In a couple weeks my oldest daughter is going to turn . . . well, older . . . and much too old for me to be her mother. Two weeks later, my second child (my son) has a birthday as well. And I am wondering, when did they get so old? What happened to the little babies that used to give me hugs and kisses and come crying to me when they skinned their knees?
Their approaching birthdays have turned me to pondering on my long period of parenthood, and I have compiled a short list of lessons learned.
1. Only those with no children or small children know all the answers. Have you noticed that? You will be sitting in a class and the teacher will ask a parenting question and the first people to raise their hands are almost always the ones with little experience. The rest of us know we don’t know.
2. Those days you thought would last forever—the ones where all your kids were small and just meeting their physical needs demanded most of your time—now seem to have passed much too quickly, and you wonder why you didn’t appreciate them more.
3. Because . . .when they get older they still demand most of your time, but now you are worrying about their social, spiritual, educational, and emotional needs as well--and fervently praying for their safety.

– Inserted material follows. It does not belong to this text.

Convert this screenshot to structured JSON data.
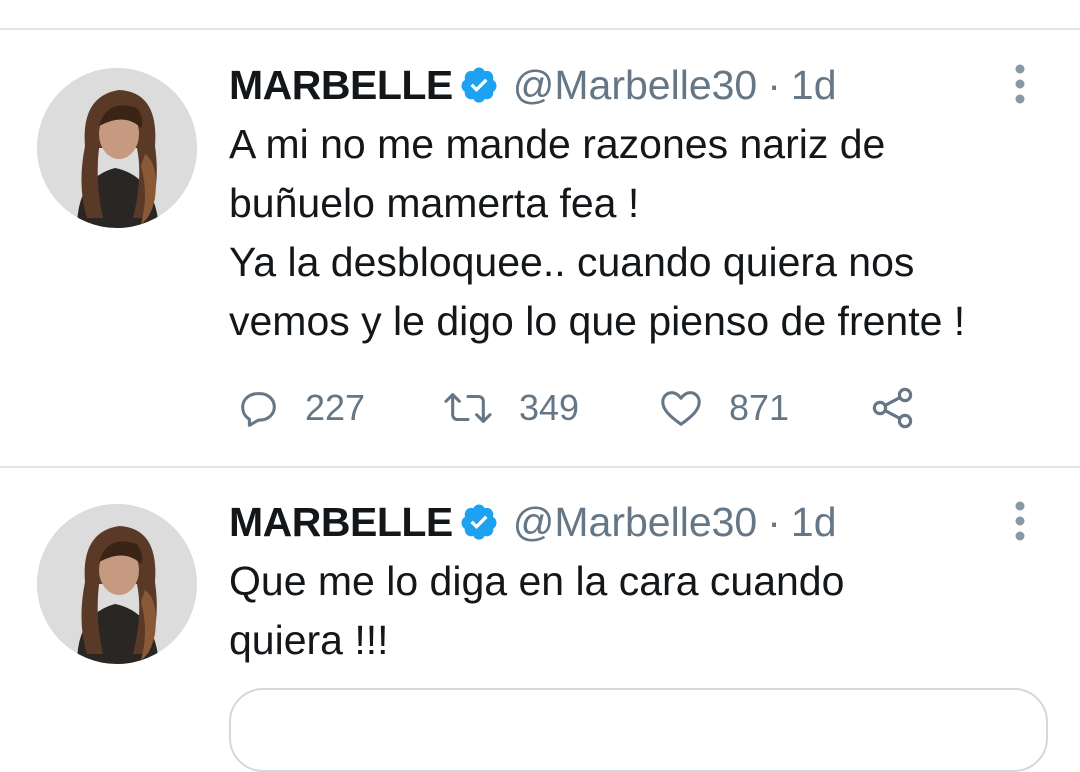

4. Agency sounds like a good idea when you are the one exercising it, but not so great when your children think they should.

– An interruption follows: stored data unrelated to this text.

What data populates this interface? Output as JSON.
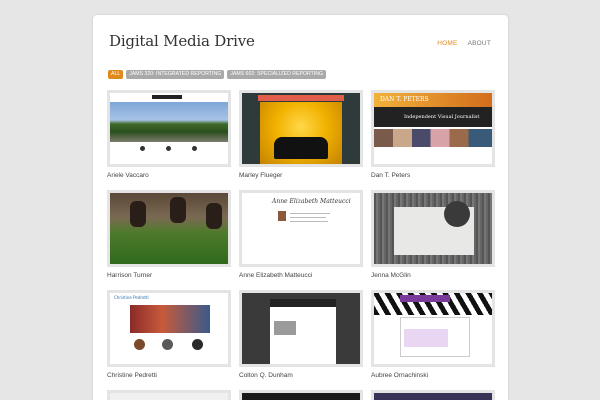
{
  "header": {
    "site_title": "Digital Media Drive",
    "nav": [
      {
        "label": "HOME",
        "active": true
      },
      {
        "label": "ABOUT",
        "active": false
      }
    ]
  },
  "filters": [
    {
      "label": "ALL",
      "active": true
    },
    {
      "label": "JAMS 320: INTEGRATED REPORTING",
      "active": false
    },
    {
      "label": "JAMS 602: SPECIALIZED REPORTING",
      "active": false
    }
  ],
  "portfolio": [
    {
      "name": "Ariele Vaccaro"
    },
    {
      "name": "Marley Flueger"
    },
    {
      "name": "Dan T. Peters"
    },
    {
      "name": "Harrison Turner"
    },
    {
      "name": "Anne Elizabeth Matteucci"
    },
    {
      "name": "Jenna McGlin"
    },
    {
      "name": "Christine Pedretti"
    },
    {
      "name": "Colton Q. Dunham"
    },
    {
      "name": "Aubree Ornachinski"
    }
  ],
  "thumb_text": {
    "peters_name": "DAN T. PETERS",
    "peters_tagline": "Independent Visual Journalist",
    "matteucci_sig": "Anne Elizabeth Matteucci",
    "pedretti_title": "Christine Pedretti"
  },
  "colors": {
    "accent": "#e08a1e",
    "chip": "#a9a9a9",
    "background": "#e6e6e6"
  }
}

5. It is never a good thing to say, “My child would never . . . “ because they probably are. I can’t tell you how many times I heard parents discuss problems they were having with their children and thought how grateful I was not to have those same challenges—only to find out I did.
6. Just when you think you know what you are doing, the next child comes along.
7. There is a big difference between boys and girls. If I ask my daughters what they have been up to they look at each other, giggle and say, “nothing.” My son, on the other hand, would come in late at night and say, “Wow!! That was so cool! We found this old couch in the desert, and we poured gasoline on it and started it on fire and then took turns jumping over it. Do you want to see the video?”
8. Some of the best times to talk with your kids, will be inconvenient, but worth it. One of the best things I have done as a parent is wait up for my kids when they are out at night. It has been tiring, but has also proved to be critical. I wanted each of them to know that when they walked through the door they would have to look me in the eye and tell me about their evening. But I learned there were other benefits as well. My quietest children always had a hard time talking with me during the day, but their tongues seemed to be loosed after midnight. I have had many nights where I went to bed after two in the morning, due to late night chats. And I wouldn’t trade those talks for any amount of sleep.
9. Letting go requires faith. I am excited to see my kids get older, make good choices and have new opportunities, but it is also a bit scary when your sixteen year old drives off by herself in the car, or your eighteen year old tells you she is going on a road trip with friends. You just take a deep breath and pray a lot.
10. You aren't doing your kids any favors by not teaching them to work. Lazy kids will often grow up to be lazy adults, so for Heaven's sake teach them to do their own laundry, make them do the dishes, sweep and mop the floors, clean the toilets, take out the garbage and weed the garden. I am always shocked at how many parents don't make their kids do house work. I have had mothers ask me how I get my kids to work, and I tell them. I say to the kids, "Here are your jobs. Do them." Of course a stern scowl from their father doesn't hurt. :-)
And here is my most embarrassing parent moment.
One night my son came home and told me he and his friends found an old shopping cart in the desert. For fun, they tied it to the back of a truck, put another friend in it with a helmet on (thankfully!) and dragged him at 50 mile an hour speeds through the sage brush.
The next morning was Sunday and the mother of the poor dragged boy was teaching relief society. She commented on how grateful she was for her son’s friends, especially my son, because she knew if her boy was with mine, he would be safe.
As other mothers turned to me with looks of "Oh, that is so sweet, " I about slid to the floor.